Approaching the Drive-In, Tubby saw that his dad was already back home, busy putting up the new steel shutters he’d purchased in Beaufort. Bill and Bud Brown seemed to be doing all the heavy lifting, though.

              “They’re back,” said Rusty, sighing happily.

             
They ran into the yard, where Frank Tolson was handing up the shutters to Bud and his dad, both of whom were standing on ladders next to the second story windows. Stripped to their waists, the Browns’ stood sweating in the afternoon sun, their muscles in slick definition. Tubby wondered if he could ever look half as good.

“Where’s Josie?” he shouted up to Bud, who was using an electric drill to secure the shutters to the window frames.

“Hey, Ralphie boy!” Bud said in his Ed Norton voice. Like all of Bud’s impressions, it was truly awful. To Tubby’s ears, they all sounded like Vin Diesel with a head cold. Bud Brown practically glowed with joy, though.

Realizing that Bud’s happiness was somehow due to Josie, Tubby experienced an ungrateful pang of jealousy.

“She’s inside with your mom, packing up your baby pictures, Hoss!”

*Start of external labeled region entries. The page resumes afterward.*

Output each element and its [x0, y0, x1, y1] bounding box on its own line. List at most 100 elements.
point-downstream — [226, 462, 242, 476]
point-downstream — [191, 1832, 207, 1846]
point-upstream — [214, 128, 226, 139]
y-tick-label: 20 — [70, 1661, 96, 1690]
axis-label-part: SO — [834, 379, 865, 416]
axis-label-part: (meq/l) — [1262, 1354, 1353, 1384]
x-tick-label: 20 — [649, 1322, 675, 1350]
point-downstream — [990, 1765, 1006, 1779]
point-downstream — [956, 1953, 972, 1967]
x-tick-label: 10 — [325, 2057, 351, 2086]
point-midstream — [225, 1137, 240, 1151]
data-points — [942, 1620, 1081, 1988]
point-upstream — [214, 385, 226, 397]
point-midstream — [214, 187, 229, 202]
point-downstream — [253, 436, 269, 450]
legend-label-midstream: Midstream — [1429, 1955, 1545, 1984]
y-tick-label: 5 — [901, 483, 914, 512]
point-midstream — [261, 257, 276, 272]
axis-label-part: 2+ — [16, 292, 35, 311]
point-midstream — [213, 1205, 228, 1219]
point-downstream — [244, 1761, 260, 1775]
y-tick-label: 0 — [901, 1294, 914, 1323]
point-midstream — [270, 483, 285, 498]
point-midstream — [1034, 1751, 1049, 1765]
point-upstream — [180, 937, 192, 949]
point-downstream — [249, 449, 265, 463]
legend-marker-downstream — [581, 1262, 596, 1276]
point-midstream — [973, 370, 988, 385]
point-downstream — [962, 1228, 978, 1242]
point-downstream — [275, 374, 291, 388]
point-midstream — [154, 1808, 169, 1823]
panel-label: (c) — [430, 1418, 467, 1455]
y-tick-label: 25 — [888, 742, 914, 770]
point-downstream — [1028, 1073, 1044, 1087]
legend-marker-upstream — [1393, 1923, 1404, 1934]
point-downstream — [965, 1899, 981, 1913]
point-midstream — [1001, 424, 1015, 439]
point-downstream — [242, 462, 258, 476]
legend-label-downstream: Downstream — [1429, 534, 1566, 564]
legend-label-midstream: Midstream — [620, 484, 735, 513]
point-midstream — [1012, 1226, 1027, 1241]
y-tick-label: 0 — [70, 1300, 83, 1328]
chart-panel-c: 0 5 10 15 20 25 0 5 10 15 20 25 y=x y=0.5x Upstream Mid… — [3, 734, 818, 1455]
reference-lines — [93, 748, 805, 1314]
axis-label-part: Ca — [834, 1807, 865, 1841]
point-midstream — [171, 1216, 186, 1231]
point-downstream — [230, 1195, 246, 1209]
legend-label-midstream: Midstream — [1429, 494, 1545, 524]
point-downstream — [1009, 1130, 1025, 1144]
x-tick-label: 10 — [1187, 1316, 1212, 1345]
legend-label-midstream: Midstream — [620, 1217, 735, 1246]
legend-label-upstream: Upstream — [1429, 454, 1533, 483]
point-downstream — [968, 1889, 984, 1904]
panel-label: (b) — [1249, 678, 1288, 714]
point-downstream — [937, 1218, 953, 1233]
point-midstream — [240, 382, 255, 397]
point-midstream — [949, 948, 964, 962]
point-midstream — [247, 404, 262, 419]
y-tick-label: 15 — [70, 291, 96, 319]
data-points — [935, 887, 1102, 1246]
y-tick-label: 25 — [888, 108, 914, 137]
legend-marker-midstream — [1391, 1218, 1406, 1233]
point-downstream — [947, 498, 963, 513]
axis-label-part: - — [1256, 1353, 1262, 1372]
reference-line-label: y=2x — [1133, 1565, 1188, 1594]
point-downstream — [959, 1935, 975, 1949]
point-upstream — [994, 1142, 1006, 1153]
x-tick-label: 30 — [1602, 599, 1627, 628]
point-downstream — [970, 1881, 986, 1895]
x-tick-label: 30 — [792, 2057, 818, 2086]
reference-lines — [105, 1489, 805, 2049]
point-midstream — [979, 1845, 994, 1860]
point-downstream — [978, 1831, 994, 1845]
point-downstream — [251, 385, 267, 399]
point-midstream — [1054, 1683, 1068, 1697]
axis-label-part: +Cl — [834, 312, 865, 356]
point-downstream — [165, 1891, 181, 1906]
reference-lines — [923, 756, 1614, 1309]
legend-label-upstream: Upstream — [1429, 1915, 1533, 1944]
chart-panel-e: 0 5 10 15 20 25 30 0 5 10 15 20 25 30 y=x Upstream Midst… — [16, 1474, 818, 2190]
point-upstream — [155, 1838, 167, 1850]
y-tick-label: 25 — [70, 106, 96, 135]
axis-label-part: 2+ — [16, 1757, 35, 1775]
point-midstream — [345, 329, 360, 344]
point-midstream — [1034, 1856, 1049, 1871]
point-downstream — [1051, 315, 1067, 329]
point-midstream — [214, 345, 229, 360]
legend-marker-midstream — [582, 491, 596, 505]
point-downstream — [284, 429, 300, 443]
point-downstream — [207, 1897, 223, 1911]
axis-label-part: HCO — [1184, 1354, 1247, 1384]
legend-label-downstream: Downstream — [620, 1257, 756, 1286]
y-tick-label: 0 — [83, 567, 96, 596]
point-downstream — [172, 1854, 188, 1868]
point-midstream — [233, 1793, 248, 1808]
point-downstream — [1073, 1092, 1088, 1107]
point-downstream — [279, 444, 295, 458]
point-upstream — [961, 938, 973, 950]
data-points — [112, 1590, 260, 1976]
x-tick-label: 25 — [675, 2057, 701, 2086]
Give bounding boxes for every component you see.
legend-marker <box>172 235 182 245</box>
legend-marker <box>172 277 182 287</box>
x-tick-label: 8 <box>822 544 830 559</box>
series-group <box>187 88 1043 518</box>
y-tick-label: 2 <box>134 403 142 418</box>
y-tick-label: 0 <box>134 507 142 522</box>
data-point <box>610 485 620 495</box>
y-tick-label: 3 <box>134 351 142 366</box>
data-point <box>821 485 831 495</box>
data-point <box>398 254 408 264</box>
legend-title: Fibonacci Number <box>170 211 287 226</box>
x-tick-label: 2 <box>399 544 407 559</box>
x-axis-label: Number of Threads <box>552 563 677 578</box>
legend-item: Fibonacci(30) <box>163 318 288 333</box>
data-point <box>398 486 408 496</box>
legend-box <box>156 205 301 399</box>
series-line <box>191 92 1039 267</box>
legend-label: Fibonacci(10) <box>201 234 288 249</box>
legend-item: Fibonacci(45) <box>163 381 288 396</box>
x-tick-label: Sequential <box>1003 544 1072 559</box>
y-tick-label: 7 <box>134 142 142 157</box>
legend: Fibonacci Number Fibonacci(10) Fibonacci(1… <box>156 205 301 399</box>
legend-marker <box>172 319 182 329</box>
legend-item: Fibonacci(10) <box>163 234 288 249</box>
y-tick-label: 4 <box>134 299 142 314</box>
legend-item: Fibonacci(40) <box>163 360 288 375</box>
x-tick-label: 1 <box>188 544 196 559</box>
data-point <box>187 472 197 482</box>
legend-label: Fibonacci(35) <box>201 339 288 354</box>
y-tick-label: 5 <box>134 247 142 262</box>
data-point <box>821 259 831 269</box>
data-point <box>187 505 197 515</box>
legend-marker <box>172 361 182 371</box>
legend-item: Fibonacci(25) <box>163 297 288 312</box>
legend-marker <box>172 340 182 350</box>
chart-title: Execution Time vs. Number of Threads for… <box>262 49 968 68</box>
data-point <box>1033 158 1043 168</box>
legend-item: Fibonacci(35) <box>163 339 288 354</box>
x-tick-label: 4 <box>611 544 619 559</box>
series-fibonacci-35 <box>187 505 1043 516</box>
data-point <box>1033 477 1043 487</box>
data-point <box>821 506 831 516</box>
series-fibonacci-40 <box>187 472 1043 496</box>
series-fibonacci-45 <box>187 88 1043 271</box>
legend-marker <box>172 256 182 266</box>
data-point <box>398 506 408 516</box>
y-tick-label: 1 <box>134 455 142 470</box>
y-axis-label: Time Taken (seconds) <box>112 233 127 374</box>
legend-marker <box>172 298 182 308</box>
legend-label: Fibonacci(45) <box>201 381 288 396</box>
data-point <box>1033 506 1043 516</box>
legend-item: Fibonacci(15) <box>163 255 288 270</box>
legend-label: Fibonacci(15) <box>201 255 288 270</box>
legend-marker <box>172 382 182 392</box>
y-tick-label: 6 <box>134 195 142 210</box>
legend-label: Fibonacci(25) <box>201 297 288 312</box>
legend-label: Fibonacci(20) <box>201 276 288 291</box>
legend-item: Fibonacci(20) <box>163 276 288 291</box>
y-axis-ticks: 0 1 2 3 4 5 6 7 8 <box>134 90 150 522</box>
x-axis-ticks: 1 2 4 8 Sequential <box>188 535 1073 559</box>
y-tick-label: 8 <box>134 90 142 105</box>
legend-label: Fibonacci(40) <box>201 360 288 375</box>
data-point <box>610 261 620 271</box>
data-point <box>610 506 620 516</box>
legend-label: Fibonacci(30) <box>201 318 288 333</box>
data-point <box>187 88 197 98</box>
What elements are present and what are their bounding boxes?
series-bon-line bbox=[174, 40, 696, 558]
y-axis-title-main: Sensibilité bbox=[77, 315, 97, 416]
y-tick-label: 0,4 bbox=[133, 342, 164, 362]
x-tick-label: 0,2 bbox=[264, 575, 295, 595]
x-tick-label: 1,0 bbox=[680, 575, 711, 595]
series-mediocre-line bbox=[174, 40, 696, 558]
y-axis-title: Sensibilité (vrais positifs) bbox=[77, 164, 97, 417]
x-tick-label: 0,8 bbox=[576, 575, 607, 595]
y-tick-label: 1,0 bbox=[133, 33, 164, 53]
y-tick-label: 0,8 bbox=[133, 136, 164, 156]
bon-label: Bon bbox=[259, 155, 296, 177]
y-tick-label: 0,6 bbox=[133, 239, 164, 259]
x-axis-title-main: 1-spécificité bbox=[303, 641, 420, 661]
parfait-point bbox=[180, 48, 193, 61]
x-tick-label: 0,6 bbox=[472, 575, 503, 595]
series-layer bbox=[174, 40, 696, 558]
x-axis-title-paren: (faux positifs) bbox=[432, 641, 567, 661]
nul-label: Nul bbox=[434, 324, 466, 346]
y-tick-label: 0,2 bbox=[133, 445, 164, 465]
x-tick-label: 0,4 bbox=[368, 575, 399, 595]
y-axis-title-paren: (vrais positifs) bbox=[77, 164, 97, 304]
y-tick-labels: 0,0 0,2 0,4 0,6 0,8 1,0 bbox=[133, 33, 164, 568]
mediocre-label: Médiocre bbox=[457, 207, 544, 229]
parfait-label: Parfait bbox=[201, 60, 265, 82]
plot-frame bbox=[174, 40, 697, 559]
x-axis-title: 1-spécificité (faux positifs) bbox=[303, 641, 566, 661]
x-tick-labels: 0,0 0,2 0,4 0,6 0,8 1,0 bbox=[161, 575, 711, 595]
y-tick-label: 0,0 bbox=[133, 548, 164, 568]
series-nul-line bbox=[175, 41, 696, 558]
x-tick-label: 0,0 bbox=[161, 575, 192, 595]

Everyone laughed good-naturedly, as Tubby ran inside the house to prevent certain baby photos from coming to light.

“I don’t see what
he’s
so embarrassed about,” Rusty grumbled.

             
Upon their return to the island, Bill learned Bidwell had cancelled yet another appointment for Bud. Dr. Bidwell assured him he had nothing to worry about (according to the Doc, after all this time without any symptoms, Bud and Josie definitely didn’t have the bug), but Bill wasn’t convinced. He went ahead and made yet another appointment for Bud in the morning, demanding Bidwell honor it this time. Despite Ralph and Rusty’s successful physicals that afternoon, Bill wouldn’t be satisfied until he heard the same news for his son.

Since their afternoon was free, he and Bud insisted on helping Frank put up his shutters. What would have taken Frank and Ralph half the day, had taken the three of them less than two hours.

“Did you say something, son?” Frank said, clapping his hand on Rusty’s shoulder.

             
                           
Rusty blinked up at Frank behind his thick specs.

“Huh? Oh no, Mr. T. Just thinking out loud, is all.”